The European Banking Authority (EBA) has published a decision harmonising how national competent authorities report under the SEPA regulation, marking a key step in strengthening oversight of euro payments across the European Union.

The decision complements the European Commission’s implementing regulation, which requires all payment service providers to report data on charges for credit transfers and payment accounts, as well as the share of transactions rejected due to EU sanctions.

It specifically streamlines the second stage of the reporting process, governing the flow of information from national authorities to both the EBA and the European Commission.

By introducing a single reporting channel through the EBA, the decision reduces the administrative burden on national authorities while ensuring that both institutions receive consistent and high-quality data.

This improvement supports the commission’s efforts to monitor whether consumers are benefiting from access to instant credit transfers across the EU and whether such transfers remain no more expensive than standard ones.

Under the new framework, national authorities will report data exclusively to the EBA, which will then make it available to the European Commission.

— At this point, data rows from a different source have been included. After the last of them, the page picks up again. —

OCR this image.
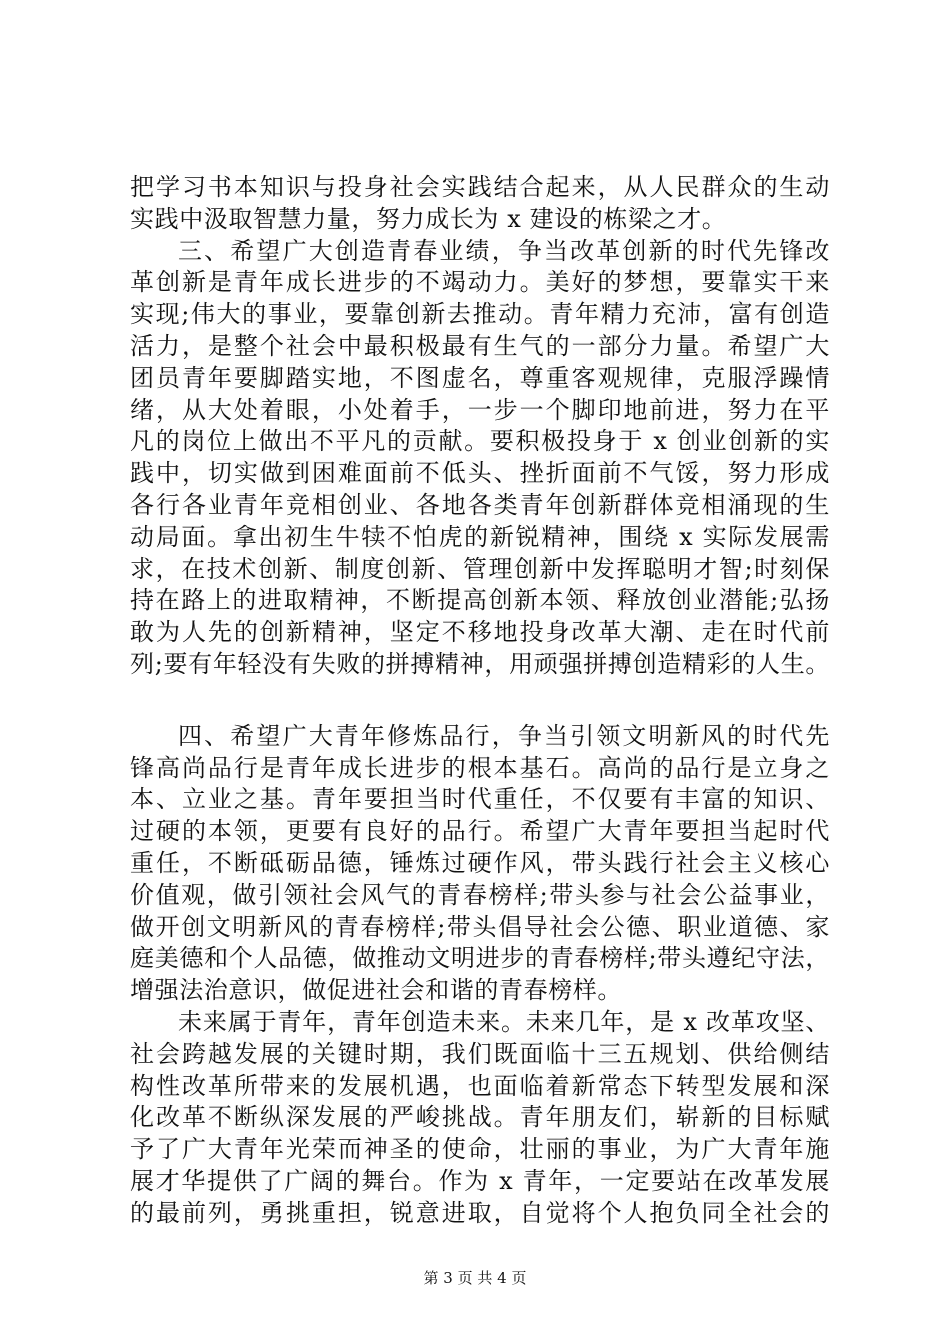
把学习书本知识与投身社会实践结合起来，从人民群众的生动
实践中汲取智慧力量，努力成长为 x 建设的栋梁之才。
三、希望广大创造青春业绩，争当改革创新的时代先锋改
革创新是青年成长进步的不竭动力。美好的梦想，要靠实干来
实现;伟大的事业，要靠创新去推动。青年精力充沛，富有创造
活力，是整个社会中最积极最有生气的一部分力量。希望广大
团员青年要脚踏实地，不图虚名，尊重客观规律，克服浮躁情
绪，从大处着眼，小处着手，一步一个脚印地前进，努力在平
凡的岗位上做出不平凡的贡献。要积极投身于 x 创业创新的实
践中，切实做到困难面前不低头、挫折面前不气馁，努力形成
各行各业青年竞相创业、各地各类青年创新群体竞相涌现的生
动局面。拿出初生牛犊不怕虎的新锐精神，围绕 x 实际发展需
求，在技术创新、制度创新、管理创新中发挥聪明才智;时刻保
持在路上的进取精神，不断提高创新本领、释放创业潜能;弘扬
敢为人先的创新精神，坚定不移地投身改革大潮、走在时代前
列;要有年轻没有失败的拼搏精神，用顽强拼搏创造精彩的人生。
四、希望广大青年修炼品行，争当引领文明新风的时代先
锋高尚品行是青年成长进步的根本基石。高尚的品行是立身之
本、立业之基。青年要担当时代重任，不仅要有丰富的知识、
过硬的本领，更要有良好的品行。希望广大青年要担当起时代
重任，不断砥砺品德，锤炼过硬作风，带头践行社会主义核心
价值观，做引领社会风气的青春榜样;带头参与社会公益事业，
做开创文明新风的青春榜样;带头倡导社会公德、职业道德、家
庭美德和个人品德，做推动文明进步的青春榜样;带头遵纪守法，
增强法治意识，做促进社会和谐的青春榜样。
未来属于青年，青年创造未来。未来几年，是 x 改革攻坚、
社会跨越发展的关键时期，我们既面临十三五规划、供给侧结
构性改革所带来的发展机遇，也面临着新常态下转型发展和深
化改革不断纵深发展的严峻挑战。青年朋友们，崭新的目标赋
予了广大青年光荣而神圣的使命，壮丽的事业，为广大青年施
展才华提供了广阔的舞台。作为 x 青年，一定要站在改革发展
的最前列，勇挑重担，锐意进取，自觉将个人抱负同全社会的
第 3 页 共 4 页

The decision also clarifies that where authorities already hold some of the required data, they must ensure its accuracy and completeness without requesting it again from payment service providers.

In addition, the decision amends the Annex to the EBA’s EUCLID Decision to incorporate the new reporting requirement.

The EBA said that the decision takes immediate effect, reinforcing the regulatory infrastructure underpinning Europe’s integrated payments system.

The legal basis for the move lies in article 15(3) of the SEPA Regulation, which requires payment service providers to report annually on charges for credit transfers, instant credit transfers and payment accounts, as well as the share of rejected transactions due to targeted financial restrictive measures.

Article 15(4) further requires competent authorities to provide both the commission and the EBA with this information, alongside data on the volume and value of instant euro transfers conducted over the preceding calendar year.

Moreover, article 53 of the EBA regulation establishes the responsibilities of the EBA executive director, including implementing the annual work programme and adopting administrative instructions and notices.

It should be noted that Cyprus has already aligned with major elements of the Single Euro Payments Area reforms introduced last year, embedding faster and more secure transactions within its banking system.

From October 9, 2025, all banks operating in Cyprus and across the EU began processing payments around the clock, seven days a week, ensuring that funds are transferred within seconds.

The change stems from the EU’s Instant Payments Regulation adopted in April 2024, which builds on the SEPA framework developed by the European Payments Council.

The reform aimed to eliminate delays in crediting payments, ensuring that individuals and businesses, particularly small and medium-sized enterprises, gain immediate access to their funds.

It also introduces stricter safeguards designed to strengthen trust in digital transactions.

While banks have been required to receive instant payments since January 2025, the obligation to send them became mandatory from October 9, 2025.

Under the new rules, all SEPA transfers, whether domestic or cross-border, must reach the recipient’s account within ten seconds, regardless of the time of day.

Although there is no EU-wide cap on transfer amounts, banks are permitted to set their own transaction limits within a common regulatory framework.

At the same time, Cyprus moved ahead with preparations to implement the Verification of Payee service during the same month last year, adding another layer of protection to electronic payments.

The Association of Cyprus Banks explained at the time that the system forms part of a broader European strategy to unify and secure payments, requiring providers to verify that the beneficiary’s name matches the IBAN before executing a transfer.

This mechanism allows both individuals and businesses to confirm with greater certainty that funds are being sent to the intended recipient.

The European Payments Council played a central role in developing the system and providing guidance to banks, businesses and the public.